Von den 400.000 Nichtregierungsorganisationen, die es 2012 noch in Russland gab, existiert heute noch gut die Hälfte. Protestiert die Zivilgesellschaft gegen die Putin-Regierung, werden die Demonstrantinnen und Demonstranten von der Polizei verfolgt. Das zeigte sich beispielsweise im März nach dem Brand eines sibirischen Einkaufszentrums, bei dem mehr als 40 Kinder starben. „Als die Menschen wegen des mangelhaften Brandschutzes in dem Gebäude protestierten, wurden sie von den Behörden wie Straftäter behandelt“, so Sacharowa. Bei Protesten gegen Korruption oder Kürzungen im Bildungsbereich sei das nicht anders.

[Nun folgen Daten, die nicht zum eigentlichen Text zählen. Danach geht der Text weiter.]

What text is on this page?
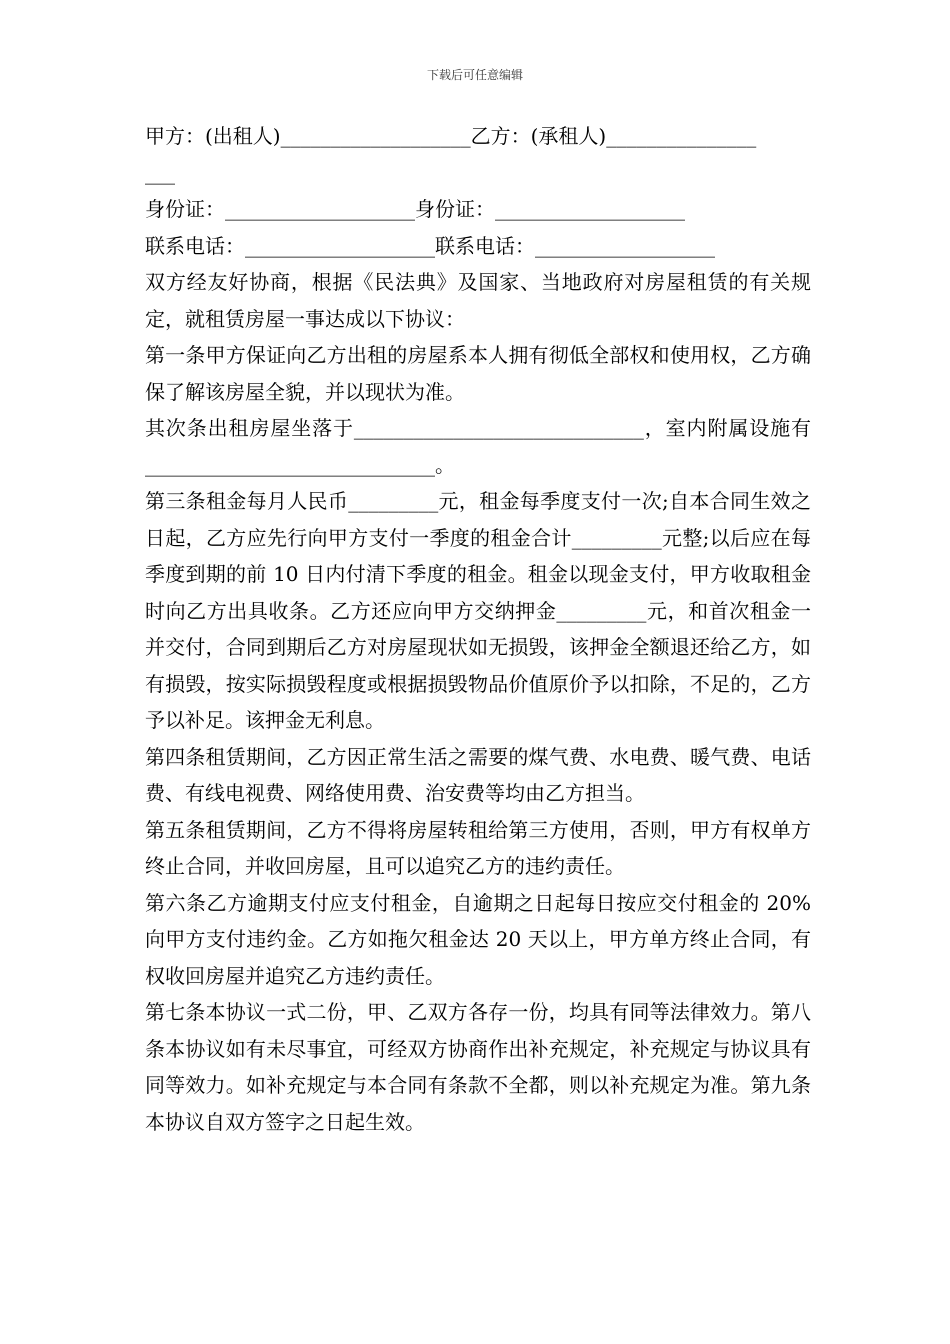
下载后可任意编辑
甲方：(出租人)___________________乙方：(承租人)_______________
___
身份证：___________________身份证：___________________
联系电话：___________________联系电话：__________________
双方经友好协商，根据《民法典》及国家、当地政府对房屋租赁的有关规定，就租赁房屋一事达成以下协议：
第一条甲方保证向乙方出租的房屋系本人拥有彻低全部权和使用权，乙方确保了解该房屋全貌，并以现状为准。
其次条出租房屋坐落于_____________________________，室内附属设施有_____________________________。
第三条租金每月人民币_________元，租金每季度支付一次;自本合同生效之日起，乙方应先行向甲方支付一季度的租金合计_________元整;以后应在每季度到期的前 10 日内付清下季度的租金。租金以现金支付，甲方收取租金时向乙方出具收条。乙方还应向甲方交纳押金_________元，和首次租金一并交付，合同到期后乙方对房屋现状如无损毁，该押金全额退还给乙方，如有损毁，按实际损毁程度或根据损毁物品价值原价予以扣除，不足的，乙方予以补足。该押金无利息。
第四条租赁期间，乙方因正常生活之需要的煤气费、水电费、暖气费、电话费、有线电视费、网络使用费、治安费等均由乙方担当。
第五条租赁期间，乙方不得将房屋转租给第三方使用，否则，甲方有权单方终止合同，并收回房屋，且可以追究乙方的违约责任。
第六条乙方逾期支付应支付租金，自逾期之日起每日按应交付租金的 20%向甲方支付违约金。乙方如拖欠租金达 20 天以上，甲方单方终止合同，有权收回房屋并追究乙方违约责任。
第七条本协议一式二份，甲、乙双方各存一份，均具有同等法律效力。第八条本协议如有未尽事宜，可经双方协商作出补充规定，补充规定与协议具有同等效力。如补充规定与本合同有条款不全都，则以补充规定为准。第九条本协议自双方签字之日起生效。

Lebensgefährlich, offen schwul zu sein
Auch die rechtliche Situation von Frauen und Homosexuellen hat sich in den vergangenen Jahren verschlechtert. Häusliche Gewalt wird nach einer Gesetzesänderung nur noch mit einer Geldstrafe, nicht mehr mit einer Haftstrafe geahndet. Wer sich gegenüber Minderjährigen positiv über Homosexualität äußert, wird dagegen mit Gefängnis bedroht. Das sei nicht nur ein massiver Einschnitt in die Meinungsfreiheit, homosexuellen Paaren mit Kinder werde dadurch das Leben in Russland unmöglich gemacht, sagt Marty Huber vom Verein Queer Base, der Menschen betreut, die aufgrund ihrer sexuellen Orientierung verfolgt werden und aus ihrer Heimat flüchten mussten.
„In Russland hat sich nicht nur die rechtliche Lage von Homosexuellen verschlechtert, es kommt auch immer öfter zu Attacken im Alltag“, berichtet Huber. Man versuche seit Jahren, die Community unsichtbar zu machen. „Das ist auch ein Ausdruck des chauvinistischen Nationalismus, der innere und äußere Feinde als Legitimation braucht“, so Huber weiter. Symptomatisch sei auch, dass sich Russland nicht gegen die offene Verfolgungspolitik Homosexueller in Tschetschenien stelle. Dort sei es nach wie vor lebensgefährlich, offen schwul oder lesbisch zu sein.
Öffnung des Systems unwahrscheinlich
Dass sich die Situation wegen der Fußball-WM und der internationalen Aufmerksamkeit langfristig verbessern werde, glaubt Huber nicht. Hotlines, die man nach diskriminierenden Attacken kontaktieren könne, seien mehr Symptombehandlung als nachhaltige Verbesserung. Dass die Fußball-WM eine Liberalisierung Russlands zur Folge haben werde, bezweifelt auch Jaitner. „Die aktuelle politische Lage, der Konflikt mit der Europäischen Union, all das verstärkt diese Freund-Feind-Schematik weiter“, so Jaitner. Wenn sich daran nichts ändere, sei eine Öffnung des System unwahrscheinlich.